Monday, July 30, 2012
Job Hunting In Argentina When You're An Expat
It's been a month and a half since we moved to Cordoba, Argentina, and we assumed finding a job would be a breeze. But blame me. Back when I was still in New York, I e-mailed my mom and asked her if finding work in Argentina would be easy. She said "yes, absolutely," and I believed her. I'm sure she didn't mean any harm. But the damage was done. I was here, and finding work was going to be a challenge.
So here are a few things I learned about looking for work in Argentina that you should know before moving down here.
Age Requirement Age is a major factor here. If you're 30 or older, you may encounter some problems landing a job. Most job posts I've seen won't hire anyone over 26. Gender Argentine businesses reserve the right to discriminate job candidates based on gender. I was shocked to learn this. In the States, I would have sued the heck out of a company for placing an ad that said looking for female applicants only.
It´s Not Who You Are. It's Who You Know It's not always about your work experience or degree. It's about your connections. If you have friends or family in Argentina who are well placed in stable businesses, your chances of getting your foot in the door increases exponentially.
Jobs Look For
The most secure jobs in Argentina are in the financial industry. Citibank and HSBC Bank are some of the best options. Unfortunately, they are not currently hiring as of this post.
Computer programming or computer repair are also great career options.

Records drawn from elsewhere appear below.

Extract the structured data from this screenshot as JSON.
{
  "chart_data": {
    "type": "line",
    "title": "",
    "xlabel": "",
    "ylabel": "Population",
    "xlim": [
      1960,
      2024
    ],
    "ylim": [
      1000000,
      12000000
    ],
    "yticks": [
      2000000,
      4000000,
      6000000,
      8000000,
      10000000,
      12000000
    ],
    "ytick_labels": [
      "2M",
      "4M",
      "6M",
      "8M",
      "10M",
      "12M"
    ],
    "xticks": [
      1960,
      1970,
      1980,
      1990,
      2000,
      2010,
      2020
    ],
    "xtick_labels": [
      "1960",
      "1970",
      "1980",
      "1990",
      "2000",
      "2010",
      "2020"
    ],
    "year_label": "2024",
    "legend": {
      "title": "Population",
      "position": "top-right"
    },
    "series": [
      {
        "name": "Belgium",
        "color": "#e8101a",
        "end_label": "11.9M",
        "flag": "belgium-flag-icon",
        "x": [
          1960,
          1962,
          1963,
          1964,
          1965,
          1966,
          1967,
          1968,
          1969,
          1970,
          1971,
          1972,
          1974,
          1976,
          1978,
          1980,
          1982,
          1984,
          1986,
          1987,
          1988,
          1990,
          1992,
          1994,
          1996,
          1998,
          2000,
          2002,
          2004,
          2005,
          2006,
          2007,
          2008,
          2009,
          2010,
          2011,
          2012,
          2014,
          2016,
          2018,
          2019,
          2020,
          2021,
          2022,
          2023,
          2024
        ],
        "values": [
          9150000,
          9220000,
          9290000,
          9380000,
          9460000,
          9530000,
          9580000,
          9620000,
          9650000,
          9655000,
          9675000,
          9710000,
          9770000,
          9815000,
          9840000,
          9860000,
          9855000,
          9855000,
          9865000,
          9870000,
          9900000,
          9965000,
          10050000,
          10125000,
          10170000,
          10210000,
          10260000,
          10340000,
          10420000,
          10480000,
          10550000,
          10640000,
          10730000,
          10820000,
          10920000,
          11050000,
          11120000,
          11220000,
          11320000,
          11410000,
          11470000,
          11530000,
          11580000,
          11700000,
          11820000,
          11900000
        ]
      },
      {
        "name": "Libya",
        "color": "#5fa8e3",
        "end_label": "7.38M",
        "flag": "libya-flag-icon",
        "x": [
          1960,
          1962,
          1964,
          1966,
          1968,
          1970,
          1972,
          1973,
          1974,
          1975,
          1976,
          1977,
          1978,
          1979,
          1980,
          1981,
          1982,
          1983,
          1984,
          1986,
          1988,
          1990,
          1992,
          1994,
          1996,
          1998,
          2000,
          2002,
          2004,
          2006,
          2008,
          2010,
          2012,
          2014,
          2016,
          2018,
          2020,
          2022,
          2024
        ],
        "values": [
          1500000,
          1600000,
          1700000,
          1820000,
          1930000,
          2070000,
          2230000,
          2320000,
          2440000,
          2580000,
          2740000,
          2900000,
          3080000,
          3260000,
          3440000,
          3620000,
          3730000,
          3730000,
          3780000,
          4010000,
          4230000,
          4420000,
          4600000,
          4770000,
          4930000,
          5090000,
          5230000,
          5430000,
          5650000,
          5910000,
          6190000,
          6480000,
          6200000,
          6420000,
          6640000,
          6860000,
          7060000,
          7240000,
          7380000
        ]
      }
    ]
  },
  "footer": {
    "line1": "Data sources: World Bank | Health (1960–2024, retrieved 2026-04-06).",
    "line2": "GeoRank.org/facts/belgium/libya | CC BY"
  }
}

Teaching English In Argentina
Locals tend to hog all the English teaching jobs at the public university, at least in Cordoba they do, but according to some of the people I spoke with, they're not very good at their jobs. Your best bet is to try applying for work at a private language school, or offer private classes. The latter is a good, albeit temporary solution, but in the long run, it won't help pay the bills.
Familiarize Yourself With Argentine Castilian: I highly recommend that you get a good working knowledge of Argentine Castilian. Don't assume that your basic knowledge of Spanish learned from the States will help you. Okay, so you might get by with it, but there are some differences that you need to be aware of. For example, in the States, Latinos used the word coor cowhich means to grab, but in Argentina, it's a profane way of saying to fornicate. So, you need to be aware of these differences that might not seem significant, but can cause a huge understanding at work.
Keep in mind that all computer programs, like Excel and Word, are in Spanish. The command functions for spreadsheet formulas are in Spanish as well, so you should familiarize yourself with this ahead of time or you might run into some trouble if you're working in the clerical field.
Apostilles Make sure your high school diploma, college diplomas, and transcripts have apostilles and are notarized. Some jobs may require that you present these things.
Job Outlook The Argentines I've spoken to so far have a very grim view of the job outlook. So, I strongly urge you to save some money before coming here. You will need it to stay afloat until you land a job. You can also use your financial nest egg to book a ticket back home, which is something I wish I'd considered before blowing all my money on stuff for my home. My advice would be to secure a job before arriving in Argentina. I´ve heard of an expat from Italy who came here, but couldn’t find a job. Eventually he ran out of money and now, he can’t afford to return home. Don’t let that happen to you. It’s a nightmare. I just hope that the job outlook improves soon.